Thread: Ployhedron and Rectangle View Single Post

## Ployhedron and Rectangle

 All polyhedra/polytopes that you make by defining constraints of the form Ax <= b are convex. That's not the only way to define a polyhedron.. I think all you need for a polyhedron is for it to have faces that are polygons. You can glue together all sorts of shapes with polygonal faces cut out of cardboard.
Ok, I see. Now it makes sense.

 It just my preliminary guess at a systematic way of representing the vertices. Its a form of mental filing and sorting. Is it clear that all vertices can be represented that way? For example, in 2D, L = (1,2) , U = (5,7) , U-L = (4,5) vertex (1,2) = (1+ (0)4, 2 + (0)5) vertex (1,7) = (1 +(0)4, 2 + (1)5) vertex (5,2) = (1 + (1)4, 2 + (0)5) vetex (5,7) = (1 + (1)4, 2 + (1) 5)
Ok, I agree on that formulating.

 I say that a polytope is formed by "intersecting" hyperplanes (if we mean only the boundary of the volume, not the interior).

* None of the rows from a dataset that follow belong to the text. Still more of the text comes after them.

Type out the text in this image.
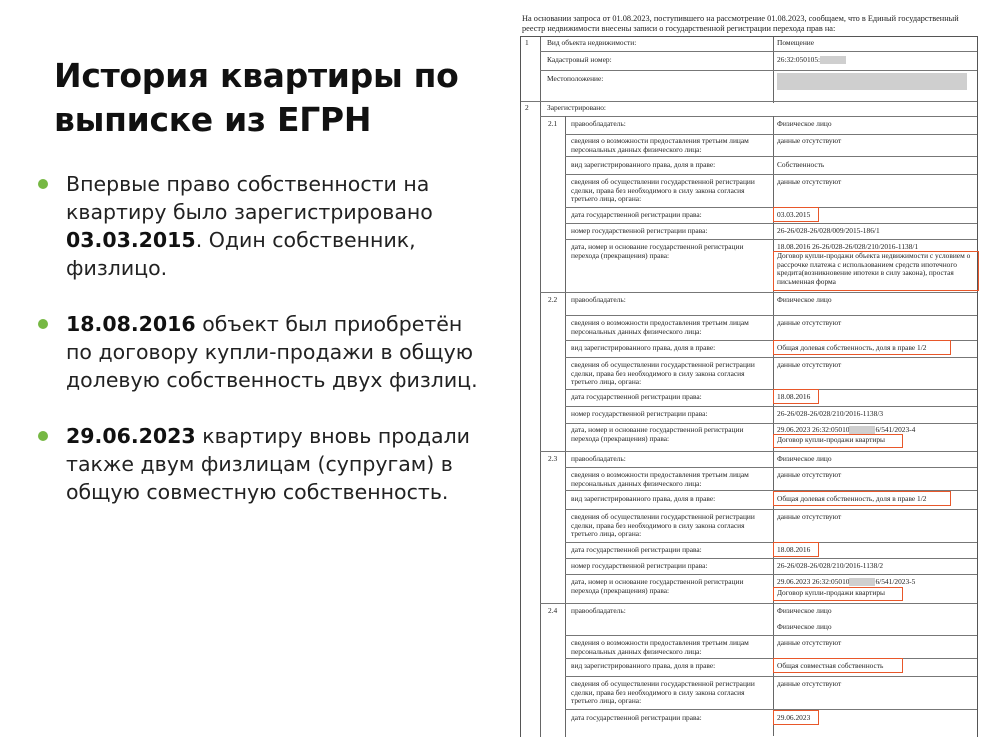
История квартиры по выписке из ЕГРН
Впервые право собственности на квартиру было зарегистрировано 03.03.2015. Один собственник, физлицо.
18.08.2016 объект был приобретён по договору купли-продажи в общую долевую собственность двух физлиц.
29.06.2023 квартиру вновь продали также двум физлицам (супругам) в общую совместную собственность.
На основании запроса от 01.08.2023, поступившего на рассмотрение 01.08.2023, сообщаем, что в Единый государственный реестр недвижимости внесены записи о государственной регистрации перехода прав на:
1 Вид объекта недвижимости:	Помещение
Кадастровый номер:	26:32:050105:
Местоположение:
2 Зарегистрировано:
2.1 правообладатель:	Физическое лицо
сведения о возможности предоставления третьим лицам персональных данных физического лица:
данные отсутствуют
вид зарегистрированного права, доля в праве:	Собственность
сведения об осуществлении государственной регистрации сделки, права без необходимого в силу закона согласия третьего лица, органа:
данные отсутствуют
дата государственной регистрации права:	03.03.2015
номер государственной регистрации права:	26-26/028-26/028/009/2015-186/1
дата, номер и основание государственной регистрации перехода (прекращения) права:
18.08.2016 26-26/028-26/028/210/2016-1138/1
Договор купли-продажи объекта недвижимости с условием о рассрочке платежа с использованием средств ипотечного кредита(возникновение ипотеки в силу закона), простая письменная форма
2.2 правообладатель:	Физическое лицо
сведения о возможности предоставления третьим лицам персональных данных физического лица:
данные отсутствуют
вид зарегистрированного права, доля в праве:	Общая долевая собственность, доля в праве 1/2
сведения об осуществлении государственной регистрации сделки, права без необходимого в силу закона согласия третьего лица, органа:
данные отсутствуют
дата государственной регистрации права:	18.08.2016
номер государственной регистрации права:	26-26/028-26/028/210/2016-1138/3
дата, номер и основание государственной регистрации перехода (прекращения) права:
29.06.2023 26:32:05010	6/541/2023-4
Договор купли-продажи квартиры
2.3 правообладатель:	Физическое лицо
сведения о возможности предоставления третьим лицам персональных данных физического лица:
данные отсутствуют
вид зарегистрированного права, доля в праве:	Общая долевая собственность, доля в праве 1/2
сведения об осуществлении государственной регистрации сделки, права без необходимого в силу закона согласия третьего лица, органа:
данные отсутствуют
дата государственной регистрации права:	18.08.2016
номер государственной регистрации права:	26-26/028-26/028/210/2016-1138/2
дата, номер и основание государственной регистрации перехода (прекращения) права:
29.06.2023 26:32:05010	6/541/2023-5
Договор купли-продажи квартиры
2.4 правообладатель:	Физическое лицо
Физическое лицо
сведения о возможности предоставления третьим лицам персональных данных физического лица:
данные отсутствуют
вид зарегистрированного права, доля в праве:	Общая совместная собственность
сведения об осуществлении государственной регистрации сделки, права без необходимого в силу закона согласия третьего лица, органа:
данные отсутствуют
дата государственной регистрации права:	29.06.2023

The edges are intersections of hyperplanes but we should say more since the intersection of of two hyperplanes is usually a line, not a line segment. An edge is a line segment. We need some way to describe that.
I have a book in geometry defines a convex polyhedron as following (which means that there are non convex polyhedra as you said):

 A convex polyhedron is a system of finitely many convex polygons, with the property that each side of every polygon is also aside of a second polygon and for every polygon in the system the vertices of the polyhedron that do not lie on the given polygon are all in the same halfspace determined by the plane of the polygon
(I do not understand the underlined part). I think, we can say that each hyperplane is cut by two other hyperplanes to form a polytope. This process makes a polytope intersected polygons, and a polygon is bounded, and its edges are line segments. Am I right on this?